Barbagallo

Barbagallo is the eponymous side project of Julien Barbagallo, the French musician who plays drums in Tame Impala.

A movement is graciously but steadily spreading through France, based on the idea that we need to rethink the way in which we sing in French and make use of and adapt the language. Lyrical French was transformed by Barbara Gainsbourg and Boris Bergman in their day, and is continuing to evolve in the hands of Sébastien Tellier, Bertrand Belin or Julien Barbagallo, who has a long history of exploring the boundaries of French song with his group Aquaserge and his solo Lecube project.

Like so many of his compatriots, Julien has long sung the secrets of his soul in English, mainly for reasons of convenience.
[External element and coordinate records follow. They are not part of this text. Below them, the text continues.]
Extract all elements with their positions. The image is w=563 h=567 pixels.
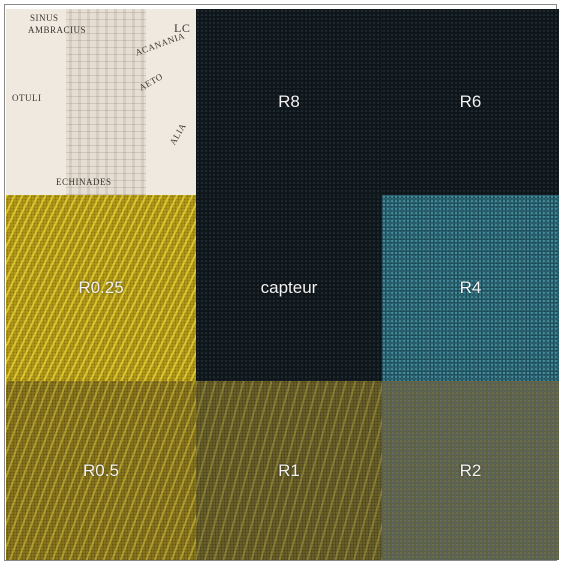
tile-r05: R0.5 [6,381,196,560]
map-label-otuli: OTULI [12,93,42,103]
tile-label-r8: R8 [278,92,300,111]
tile-r025: R0.25 [6,195,196,381]
map-label-echinades: ECHINADES [56,177,112,187]
tile-label-r1: R1 [278,460,300,480]
tile-label-capteur: capteur [260,278,318,297]
tile-label-r4: R4 [459,278,482,297]
tile-label-r025: R0.25 [78,278,124,297]
tile-label-r05: R0.5 [83,460,119,480]
resolution-mosaic: SINUS AMBRACIUS LC ACANANIA AETO OTULI E… [6,9,559,560]
tile-label-r2: R2 [459,460,482,480]
map-label-ambracius: AMBRACIUS [28,25,87,35]
tile-r2: R2 [382,381,559,560]
tile-r8: R8 [196,9,382,195]
tile-r1: R1 [196,381,382,560]
map-label-sinus: SINUS [30,13,59,23]
tile-capteur: capteur [196,195,382,381]
map-tile-original: SINUS AMBRACIUS LC ACANANIA AETO OTULI E… [6,9,196,195]
map-label-lc: LC [174,21,191,35]
tile-label-r6: R6 [459,92,482,111]
tile-r4: R4 [382,195,559,381]
tile-r6: R6 [382,9,559,195]
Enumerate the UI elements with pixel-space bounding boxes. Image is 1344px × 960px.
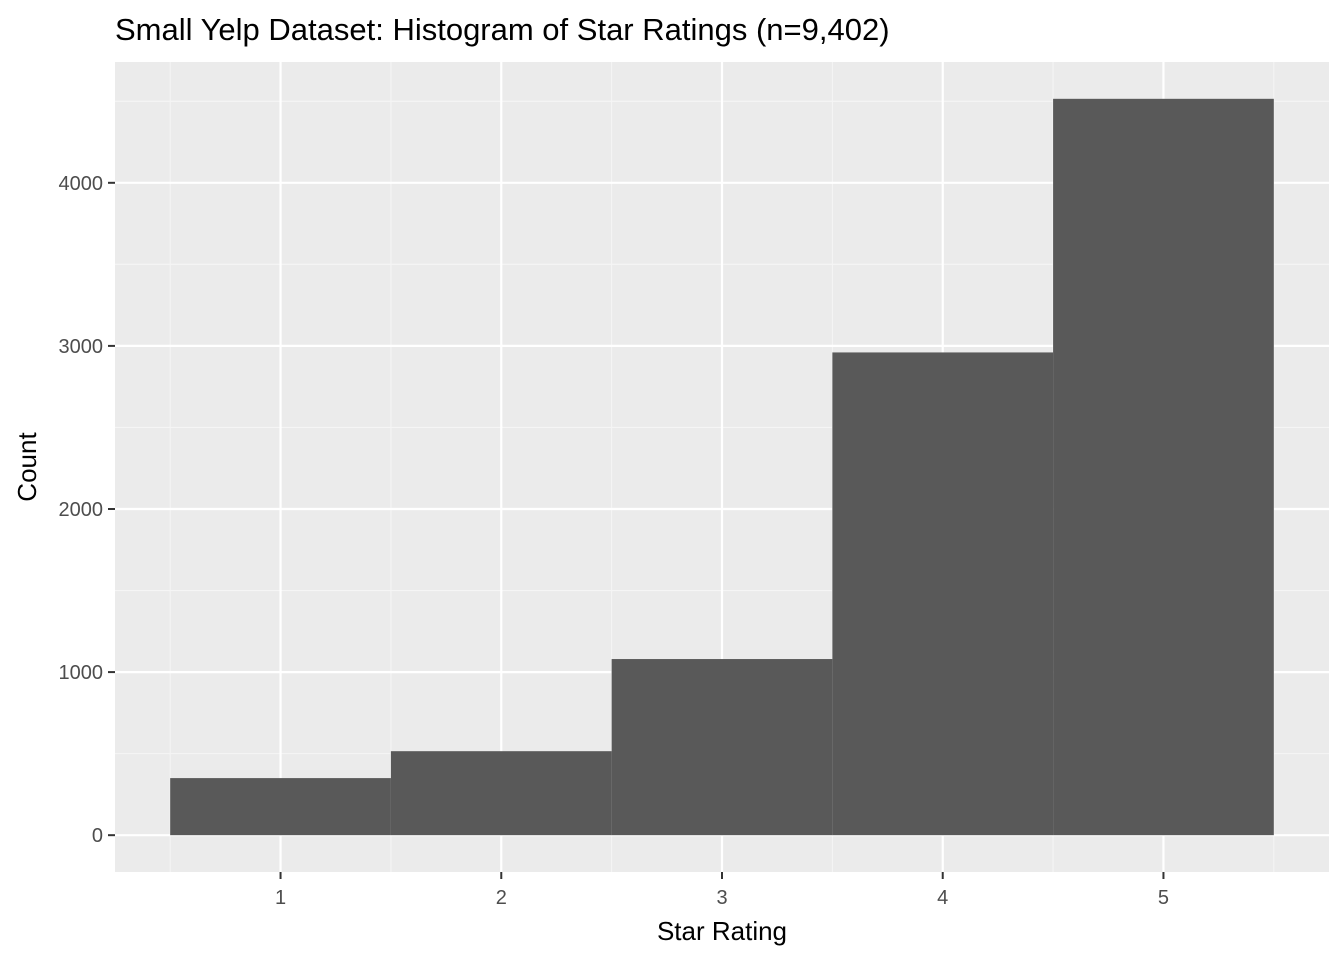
y-tick-label: 1000 [59, 662, 104, 684]
y-axis: 0 1000 2000 3000 4000 [59, 173, 115, 847]
y-axis-title: Count [12, 432, 42, 502]
y-tick-label: 4000 [59, 173, 104, 195]
y-tick-label: 3000 [59, 336, 104, 358]
x-tick-label: 5 [1158, 887, 1169, 909]
y-tick-label: 0 [92, 825, 103, 847]
x-axis: 1 2 3 4 5 [275, 872, 1169, 909]
x-tick-label: 2 [496, 887, 507, 909]
x-tick-label: 4 [937, 887, 948, 909]
histogram-bar-2 [390, 751, 612, 836]
histogram-bar-4 [832, 352, 1054, 836]
x-tick-label: 1 [275, 887, 286, 909]
chart-title: Small Yelp Dataset: Histogram of Star Ra… [115, 12, 890, 47]
x-axis-title: Star Rating [657, 916, 787, 946]
histogram-bar-3 [611, 659, 833, 836]
x-tick-label: 3 [716, 887, 727, 909]
histogram-bar-1 [170, 778, 391, 836]
histogram-bars [170, 98, 1274, 836]
y-tick-label: 2000 [59, 499, 104, 521]
histogram-bar-5 [1053, 98, 1274, 836]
Yet now, after a few years of exile in Australia, especially as antipodean indie – pop institution Tame Impala’s master of toms and hi -hats, ‘Big Dog’ (as he is known down under) has taken advantage of his linguistic isolation to unshackle his tongue, words and ideas, and return to his past and roots.

It is just as much a revelation for him as for us: on Grand Chien, Barbagallo lets fly with the words and accents of his mother tongue (the distinctive French of his native Albi). Dropping the mask for the first time, in one flowing movement, he embraces every inch of his identity, down to its most complex obscurities, ridding himself of the ready – made clichés of pop in the language of Shakespeare and Elvis Presley. With a startling obviousness, we find him reborn: the only artist of his kind, a major driving force in the world of a progressive French pop that is set to continue its pyrotechnics.